I have been trying to find this $k$, but I am stuck.
The only information I could extract was from the Fermat's Little Theorem:
Since $43$ doesn't divide 3 and it is a prime, it follows $3^{42} \equiv 1 \pmod{43}$
However, I have no idea how to proceed from now.
All help is appreciated!
On
Notice $3$ and $43$ are relatively prime. Thos if we hae $3m \equiv 3n \pmod{43}$ we can safely conclude that $m \equiv n\pmod{43}$
So if $3^k \equiv -6 \pmod {43}$ then
$3^{k-1} \equiv -2\equiv -45\pmod {43}$
$3^{k-2} \equiv -15$
$3^{k-3}\equiv -5\equiv -48$
$3^{k-4} \equiv -16\equiv 27$
$3^{k-7} \equiv 1\pmod {43}$.
So we can let $k = 7$.
Another way of looking add it is that as $43 \equiv 1 \pmod 3$ we can find a multiple of $3$ by adding or subtraction $43$.
$-6 \equiv 3(-2)\equiv$
$3(-45)\equiv 3^3(-5)\equiv 3^3(-48)$
$3^4(-16)\equiv 3^4(27)\equiv 3^7$.
I don't think Little Fermat's Theorem is directly relevant here.

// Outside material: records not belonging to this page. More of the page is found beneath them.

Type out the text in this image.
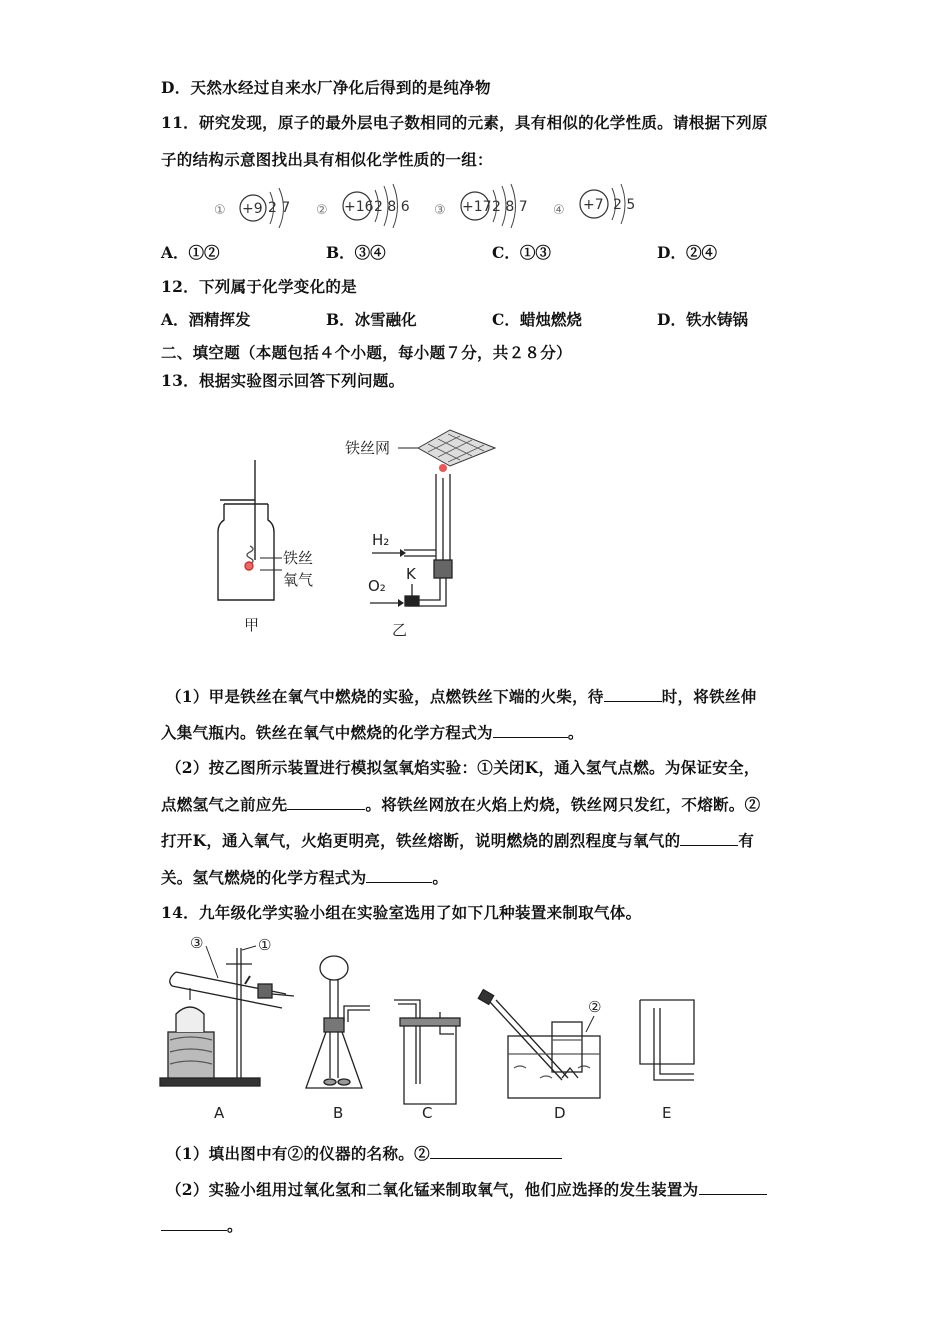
D．天然水经过自来水厂净化后得到的是纯净物
11．研究发现，原子的最外层电子数相同的元素，具有相似的化学性质。请根据下列原
子的结构示意图找出具有相似化学性质的一组：
① +9 2 7 ② +16 2 8 6 ③ +17 2 8 7 ④ +7 2 5
A．①②	B．③④	C．①③	D．②④
12．下列属于化学变化的是
A．酒精挥发	B．冰雪融化	C．蜡烛燃烧	D．铁水铸锅
二、填空题（本题包括４个小题，每小题７分，共２８分）
13．根据实验图示回答下列问题。
铁丝
氧气
甲
铁丝网
H₂
K
O₂
乙
（1）甲是铁丝在氧气中燃烧的实验，点燃铁丝下端的火柴，待	时，将铁丝伸
入集气瓶内。铁丝在氧气中燃烧的化学方程式为	。
（2）按乙图所示装置进行模拟氢氧焰实验：①关闭K，通入氢气点燃。为保证安全，
点燃氢气之前应先	。将铁丝网放在火焰上灼烧，铁丝网只发红，不熔断。②
打开K，通入氧气，火焰更明亮，铁丝熔断，说明燃烧的剧烈程度与氧气的	有
关。氢气燃烧的化学方程式为	。
14．九年级化学实验小组在实验室选用了如下几种装置来制取气体。
③	①
A	B	C
②
D	E
（1）填出图中有②的仪器的名称。②
（2）实验小组用过氧化氢和二氧化锰来制取氧气，他们应选择的发生装置为
。
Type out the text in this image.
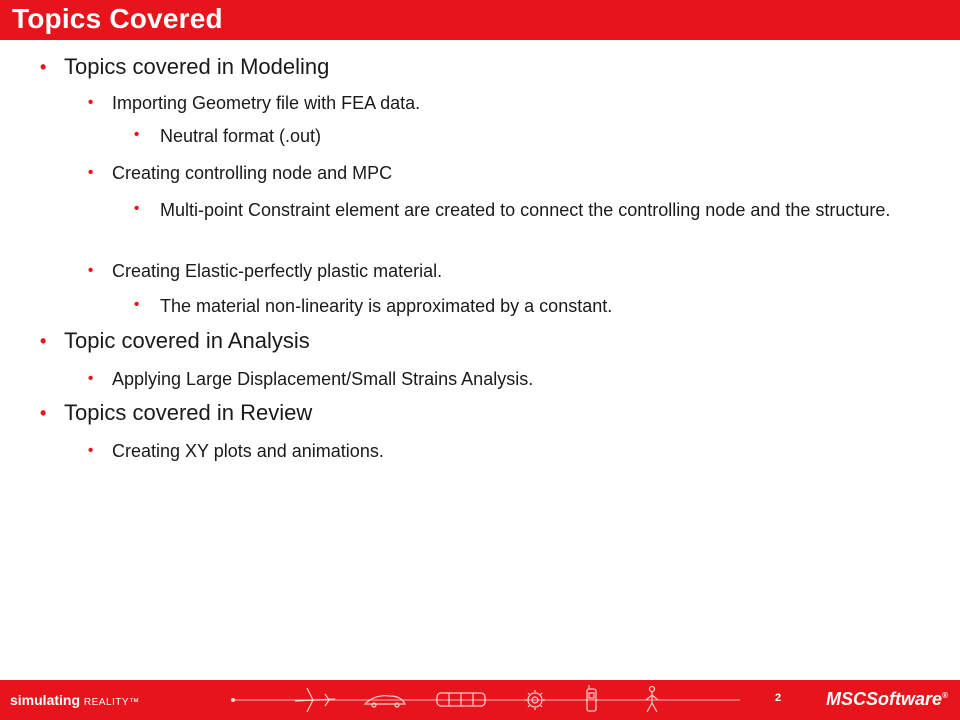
Topics Covered
• Topics covered in Modeling
•	Importing Geometry file with FEA data.
•	Neutral format (.out)
•	Creating controlling node and MPC
•	Multi-point Constraint element are created to connect the controlling node and the structure.
•	Creating Elastic-perfectly plastic material.
•	The material non-linearity is approximated by a constant.
• Topic covered in Analysis
•	Applying Large Displacement/Small Strains Analysis.
• Topics covered in Review
•	Creating XY plots and animations.
simulating REALITY™	2 MSCSoftware®
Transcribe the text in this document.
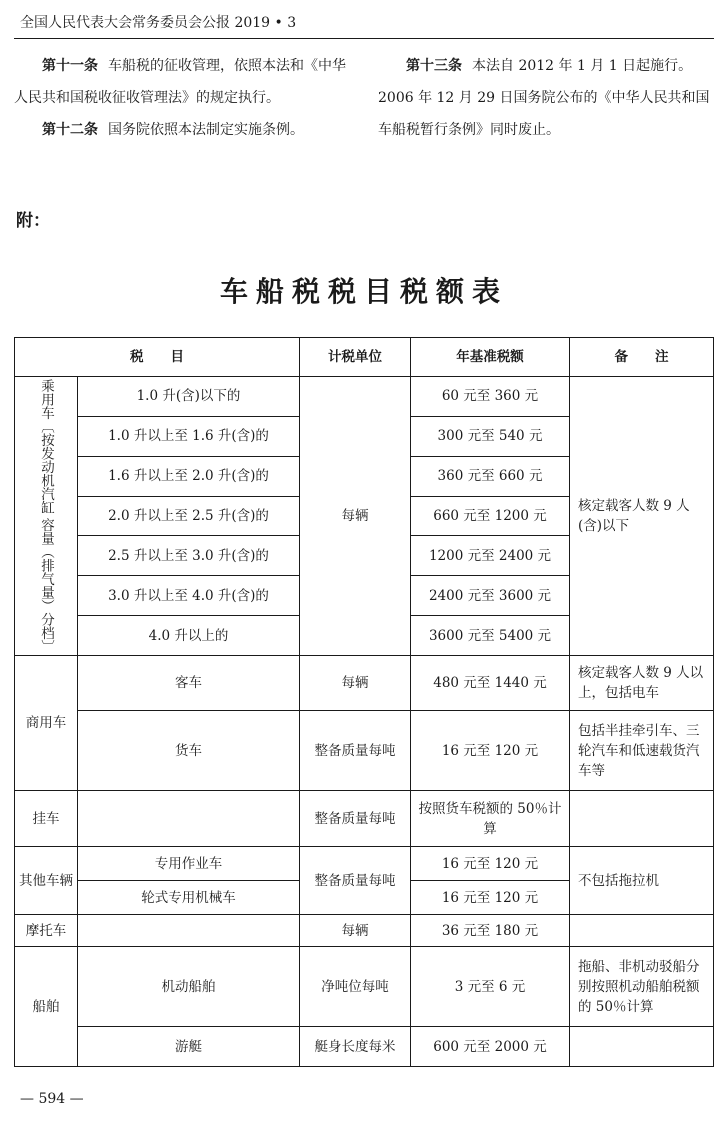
全国人民代表大会常务委员会公报 2019 • 3

第十一条 车船税的征收管理，依照本法和《中华人民共和国税收征收管理法》的规定执行。

第十二条 国务院依照本法制定实施条例。

第十三条 本法自 2012 年 1 月 1 日起施行。

2006 年 12 月 29 日国务院公布的《中华人民共和国车船税暂行条例》同时废止。

附：
车船税税目税额表
税　　目		计税单位	年基准税额	备　　注

乘用车〔按发动机汽缸
容量（排气量）分档〕	1.0 升(含)以下的	每辆	60 元至 360 元	核定载客人数 9 人(含)以下
	1.0 升以上至 1.6 升(含)的		300 元至 540 元	
	1.6 升以上至 2.0 升(含)的		360 元至 660 元	
	2.0 升以上至 2.5 升(含)的		660 元至 1200 元	
	2.5 升以上至 3.0 升(含)的		1200 元至 2400 元	
	3.0 升以上至 4.0 升(含)的		2400 元至 3600 元	
	4.0 升以上的		3600 元至 5400 元	
商用车	客车	每辆	480 元至 1440 元	核定载客人数 9 人以上，包括电车
	货车	整备质量每吨	16 元至 120 元	包括半挂牵引车、三轮汽车和低速载货汽车等
挂车		整备质量每吨	按照货车税额的 50％计算	
其他车辆	专用作业车	整备质量每吨	16 元至 120 元	不包括拖拉机
	轮式专用机械车		16 元至 120 元	
摩托车		每辆	36 元至 180 元	
船舶	机动船舶	净吨位每吨	3 元至 6 元	拖船、非机动驳船分别按照机动船舶税额的 50％计算
	游艇	艇身长度每米	600 元至 2000 元	
— 594 —
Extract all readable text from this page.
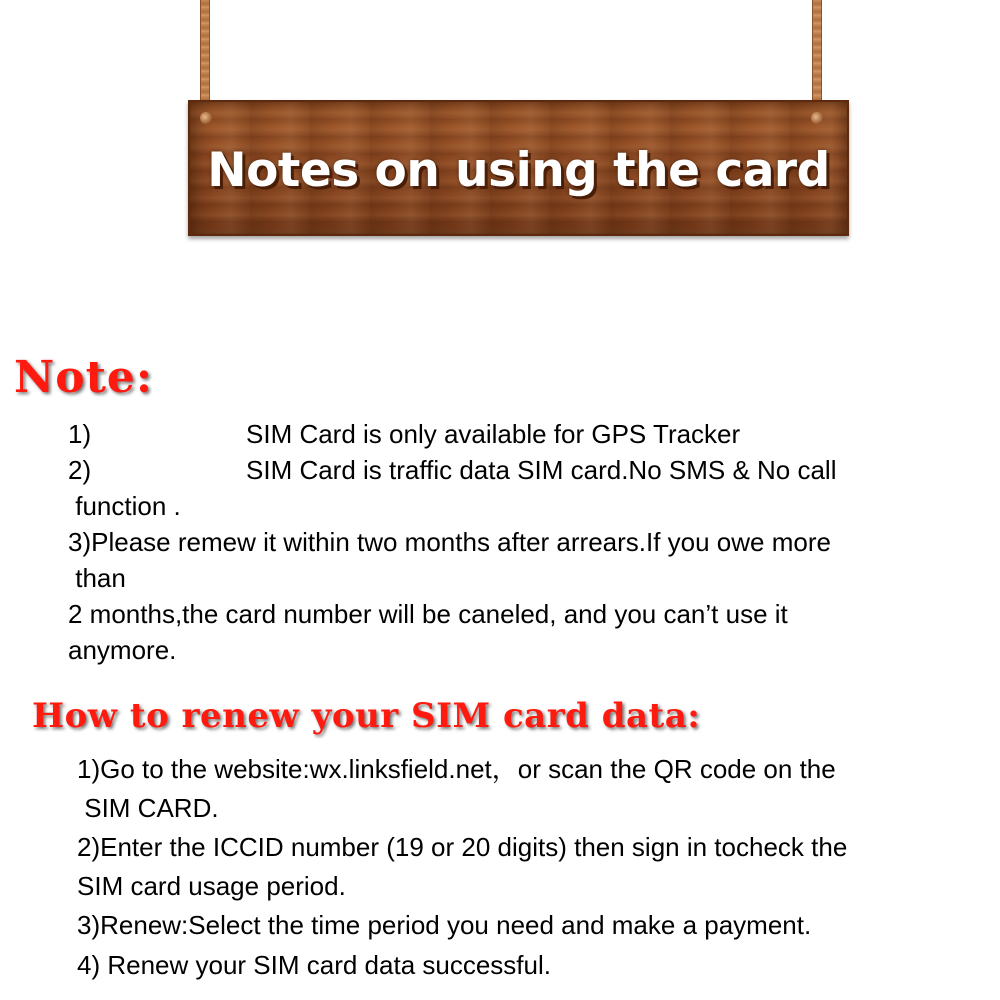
Notes on using the card
Note:

1)	SIM Card is only available for GPS Tracker

2)	SIM Card is traffic data SIM card.No SMS & No call

function .

3)Please remew it within two months after arrears.If you owe more

than

2 months,the card number will be caneled, and you can’t use it

anymore.

How to renew your SIM card data:

1)Go to the website:wx.linksfield.net，or scan the QR code on the

SIM CARD.

2)Enter the ICCID number (19 or 20 digits) then sign in tocheck the

SIM card usage period.

3)Renew:Select the time period you need and make a payment.

4) Renew your SIM card data successful.
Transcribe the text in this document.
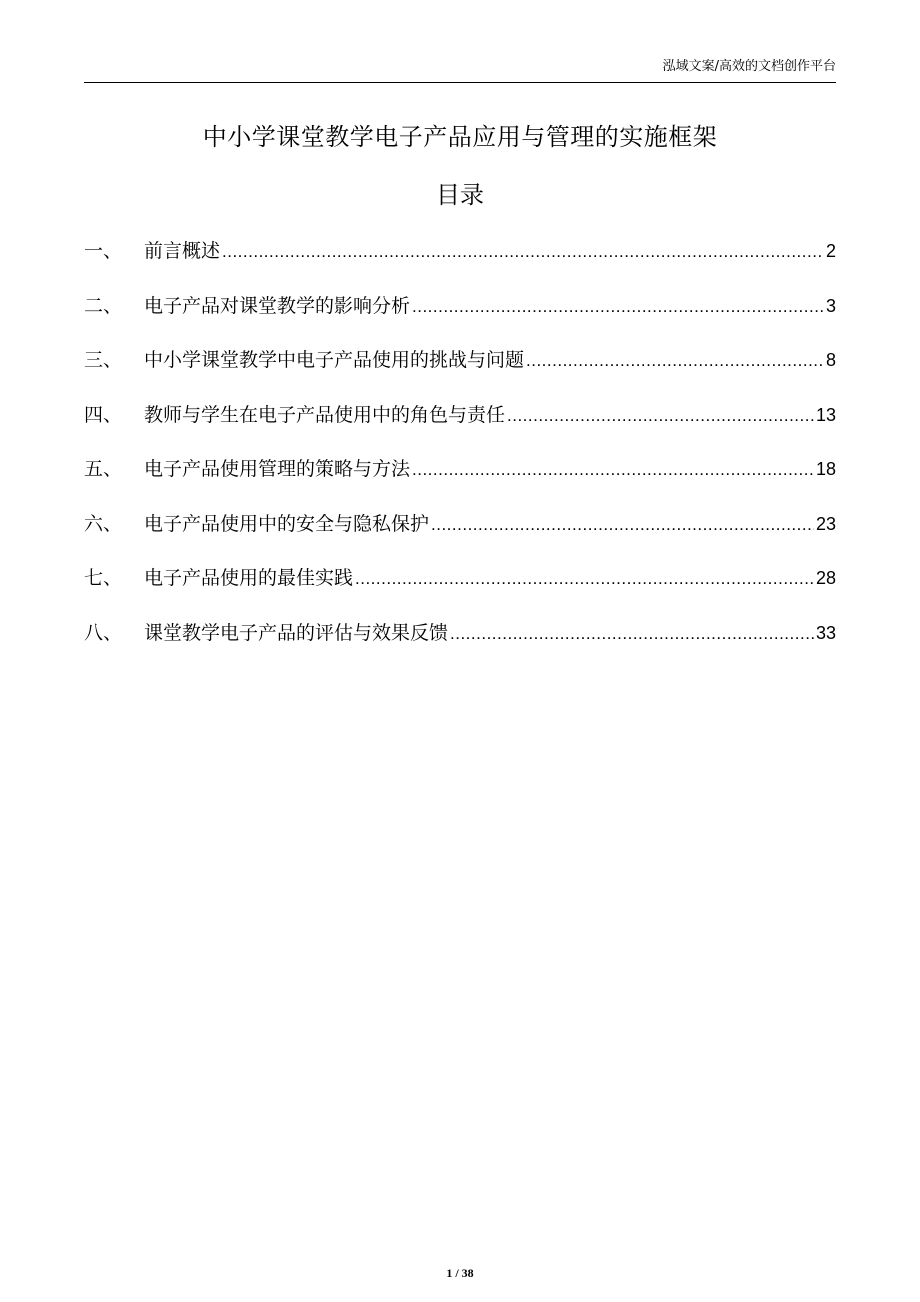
泓域文案/高效的文档创作平台
中小学课堂教学电子产品应用与管理的实施框架
目录
一、	前言概述 .....	2
二、	电子产品对课堂教学的影响分析 .....	3
三、	中小学课堂教学中电子产品使用的挑战与问题 .....	8
四、	教师与学生在电子产品使用中的角色与责任 .....	13
五、	电子产品使用管理的策略与方法 .....	18
六、	电子产品使用中的安全与隐私保护 .....	23
七、	电子产品使用的最佳实践 .....	28
八、	课堂教学电子产品的评估与效果反馈 .....	33
1 / 38
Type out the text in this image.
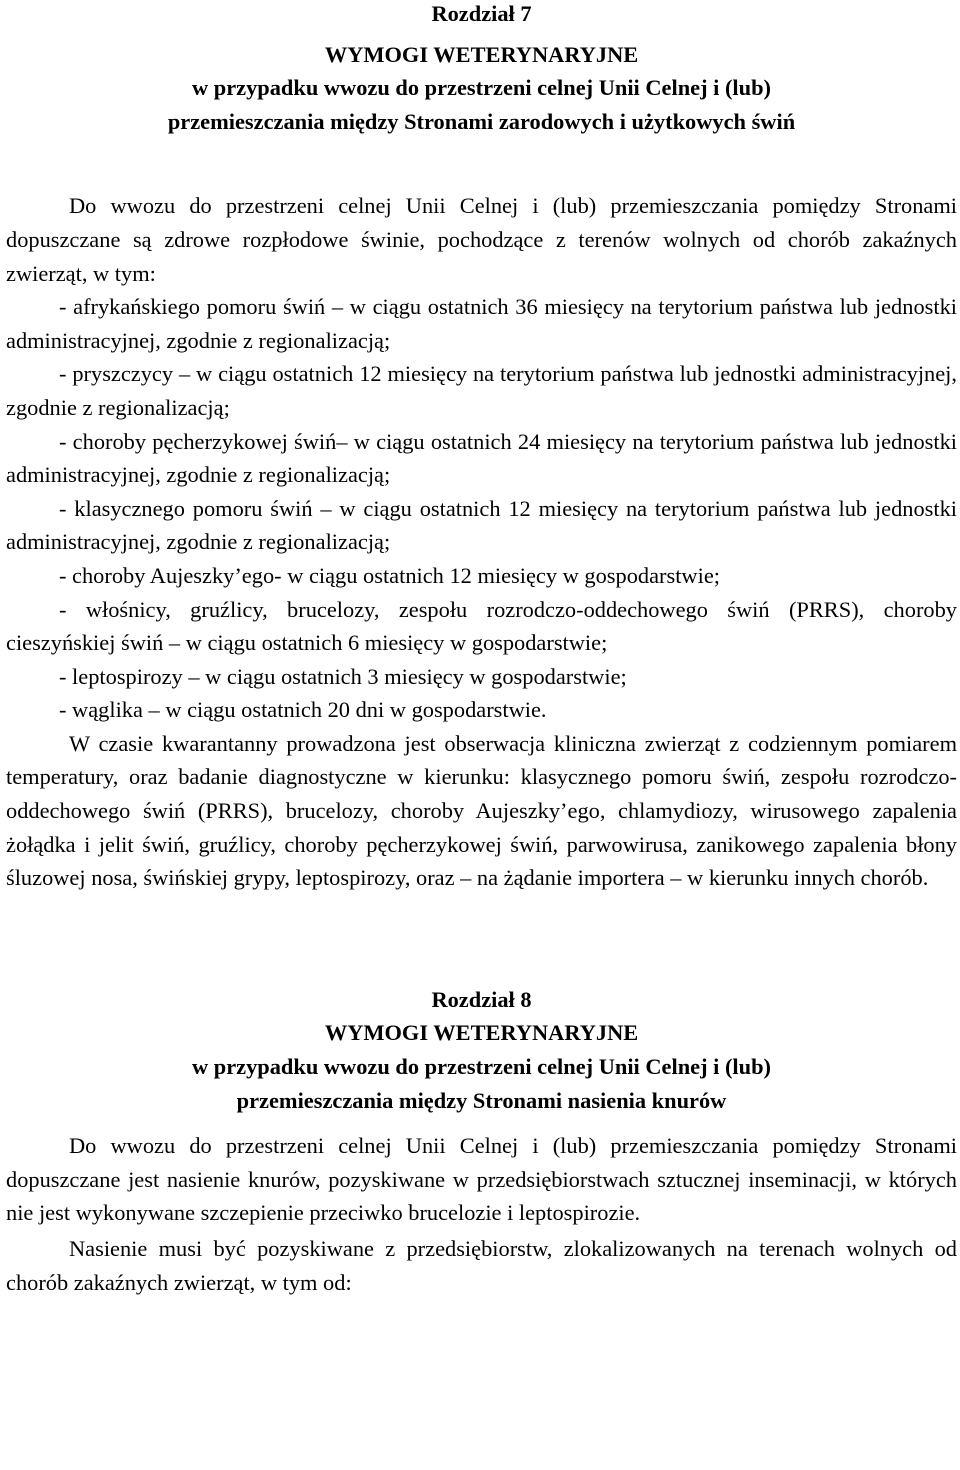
Rozdział 7
WYMOGI WETERYNARYJNE
w przypadku wwozu do przestrzeni celnej Unii Celnej i (lub)
przemieszczania między Stronami zarodowych i użytkowych świń

Do wwozu do przestrzeni celnej Unii Celnej i (lub) przemieszczania pomiędzy Stronami dopuszczane są zdrowe rozpłodowe świnie, pochodzące z terenów wolnych od chorób zakaźnych zwierząt, w tym:

- afrykańskiego pomoru świń – w ciągu ostatnich 36 miesięcy na terytorium państwa lub jednostki administracyjnej, zgodnie z regionalizacją;
- pryszczycy – w ciągu ostatnich 12 miesięcy na terytorium państwa lub jednostki administracyjnej, zgodnie z regionalizacją;
- choroby pęcherzykowej świń– w ciągu ostatnich 24 miesięcy na terytorium państwa lub jednostki administracyjnej, zgodnie z regionalizacją;
- klasycznego pomoru świń – w ciągu ostatnich 12 miesięcy na terytorium państwa lub jednostki administracyjnej, zgodnie z regionalizacją;
- choroby Aujeszky’ego- w ciągu ostatnich 12 miesięcy w gospodarstwie;
- włośnicy, gruźlicy, brucelozy, zespołu rozrodczo-oddechowego świń (PRRS), choroby cieszyńskiej świń – w ciągu ostatnich 6 miesięcy w gospodarstwie;
- leptospirozy – w ciągu ostatnich 3 miesięcy w gospodarstwie;
- wąglika – w ciągu ostatnich 20 dni w gospodarstwie.

W czasie kwarantanny prowadzona jest obserwacja kliniczna zwierząt z codziennym pomiarem temperatury, oraz badanie diagnostyczne w kierunku: klasycznego pomoru świń, zespołu rozrodczo-oddechowego świń (PRRS), brucelozy, choroby Aujeszky’ego, chlamydiozy, wirusowego zapalenia żołądka i jelit świń, gruźlicy, choroby pęcherzykowej świń, parwowirusa, zanikowego zapalenia błony śluzowej nosa, świńskiej grypy, leptospirozy, oraz – na żądanie importera – w kierunku innych chorób.

Rozdział 8
WYMOGI WETERYNARYJNE
w przypadku wwozu do przestrzeni celnej Unii Celnej i (lub)
przemieszczania między Stronami nasienia knurów

Do wwozu do przestrzeni celnej Unii Celnej i (lub) przemieszczania pomiędzy Stronami dopuszczane jest nasienie knurów, pozyskiwane w przedsiębiorstwach sztucznej inseminacji, w których nie jest wykonywane szczepienie przeciwko brucelozie i leptospirozie.

Nasienie musi być pozyskiwane z przedsiębiorstw, zlokalizowanych na terenach wolnych od chorób zakaźnych zwierząt, w tym od:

What you are asking for is a discrete logarithm.
To quote that wiki page:
So for such a small number, you'd better just do what @lulu suggested: trial multiplication.
It turns out that $3$ is a primitive root mod $43$. Given that $3^7 \equiv -6 \mod 43$ (found by trial multiplication), one concludes that all $k$ satisfying that identity are given by $k = 7 + 42 t$ for $t\in\mathbb{Z}$.
Note on the fact that $3$ is a primitive root mod $43$:
A standard verification is to factorise $42 = 2 \times 3 \times 7$, then test whether any of $3^{42/2}, 3^{42/3}, 3^{42/7}$ is congruent to $1$ mod $43$.